Órgão do MPF repudia crescente volume de manifestações de apologia a ideias autoritárias, ditatoriais e de polarização da sociedade
O Ato Institucional nº 5 (AI-5), adotado pela ditadura militar no Brasil em 1968, foi o mais grave rompimento da ordem civilizatória no país. Com base nesse instrumento, o Congresso Nacional veio a ser fechado, direitos políticos foram suspensos e instaurou-se a fase mais severa da política de prática, pelos órgãos de repressão, de crimes contra a humanidade, com a sistemática prisão ilegal, tortura, execução sumária e desaparecimento forçado de dissidentes do governo. O AI-5 suspendeu a garantia do habeas corpus e proibiu o Poder Judiciário de revisar as ações do governo na execução do próprio ato de exceção. No Supremo Tribunal Federal, três ministros foram aposentados compulsoriamente e outros dois, em solidariedade, se retiraram da Corte. Esse Ato Institucional representa a negação absoluta do Estado Democrático de Direito.
Todos os parlamentares têm o dever primário de defender e respeitar a Constituição, o regime democrático e os direitos fundamentais. Afigura-se absolutamente incompatível com o mandato popular a defesa de fechamento do Congresso Nacional, de instauração de um regime ditatorial e de adoção de uma política de violação sistemática e generalizada de direitos humanos. Nesse sentido, a fala do deputado federal, em entrevista à jornalista Leda Nagle, divulgada nesta data, na qual ele defende que, na eventual hipótese de “radicalização pela esquerda” em protestos públicos, a resposta pode ser “via AI-5”, é um atentado aos mais básicos valores democráticos da Constituição e da sociedade brasileira.

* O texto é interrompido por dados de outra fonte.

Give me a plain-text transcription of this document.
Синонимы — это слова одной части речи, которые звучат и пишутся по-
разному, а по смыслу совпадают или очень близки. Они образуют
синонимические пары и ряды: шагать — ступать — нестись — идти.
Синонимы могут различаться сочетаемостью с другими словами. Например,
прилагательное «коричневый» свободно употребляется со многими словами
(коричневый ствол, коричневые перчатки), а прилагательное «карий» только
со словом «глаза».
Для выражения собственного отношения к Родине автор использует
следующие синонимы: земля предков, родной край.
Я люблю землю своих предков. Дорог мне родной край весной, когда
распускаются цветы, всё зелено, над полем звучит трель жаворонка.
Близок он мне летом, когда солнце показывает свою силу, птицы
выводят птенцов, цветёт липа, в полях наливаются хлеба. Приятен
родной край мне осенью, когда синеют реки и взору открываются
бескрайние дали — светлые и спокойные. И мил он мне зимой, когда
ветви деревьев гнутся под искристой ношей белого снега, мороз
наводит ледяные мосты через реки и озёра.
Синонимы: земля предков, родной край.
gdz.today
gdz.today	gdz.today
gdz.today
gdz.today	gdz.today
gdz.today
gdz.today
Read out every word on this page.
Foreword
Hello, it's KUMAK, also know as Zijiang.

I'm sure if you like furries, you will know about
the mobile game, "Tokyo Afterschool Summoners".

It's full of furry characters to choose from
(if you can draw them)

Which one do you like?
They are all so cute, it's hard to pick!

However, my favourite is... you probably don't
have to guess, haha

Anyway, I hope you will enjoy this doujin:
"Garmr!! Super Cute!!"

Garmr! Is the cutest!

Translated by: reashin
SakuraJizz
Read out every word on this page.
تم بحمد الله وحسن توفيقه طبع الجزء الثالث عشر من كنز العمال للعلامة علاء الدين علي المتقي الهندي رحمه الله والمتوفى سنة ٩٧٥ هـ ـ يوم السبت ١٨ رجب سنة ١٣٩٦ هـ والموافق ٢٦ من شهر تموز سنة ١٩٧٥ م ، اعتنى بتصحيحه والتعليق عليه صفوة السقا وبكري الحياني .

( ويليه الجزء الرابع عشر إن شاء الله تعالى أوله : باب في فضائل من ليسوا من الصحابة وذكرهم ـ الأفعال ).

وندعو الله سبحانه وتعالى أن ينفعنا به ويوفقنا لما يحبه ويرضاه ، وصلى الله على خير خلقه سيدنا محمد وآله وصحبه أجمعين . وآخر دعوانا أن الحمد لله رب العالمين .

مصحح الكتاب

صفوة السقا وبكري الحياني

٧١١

Infelizmente, esse tipo de intervenção em ameaça ao rompimento do Estado Democrático de Direito não é fato isolado, bastando recordar a oportunidade em que, eleito deputado, Eduardo Bolsonaro afirmou bastar “um cabo e um soldado” para se fechar o Supremo Tribunal Federal (Agência Brasil, 21/10/2018). Em que pese posterior pedido de desculpas, a sequencial defesa de atos autoritários e incompatíveis com a Constituição denotam a ausência de efetiva reconsideração do sentido de suas manifestações.
De resto, esta última declaração se aproxima, em termos de conteúdo e de contemporaneidade, à gravíssima equiparação, em vídeo divulgado em rede social pelo presidente da República, da imprensa, do Supremo Tribunal Federal, de alguns partidos políticos e instituições sociais a hienas que atacam a Presidência da República. Essas mensagens, além de afrontarem a base do regime democrático, a separação dos Poderes e a liberdade de imprensa, têm forte caráter simbólico na consciência popular e estimulam uma polarização incompatível com a tradição do povo brasileiro, por natureza plural e diverso.
A declaração do deputado Eduardo Bolsonaro – filho do presidente da República e em nome de cujo governo parece se manifestar – ignora que cabe ao Estado, por suas instituições democráticas, defender a sociedade contra radicalizações de qualquer natureza, sejam de esquerda, direita, religiosas, ateias, internas ou externas. Não há caminho legítimo fora do desenho constitucional.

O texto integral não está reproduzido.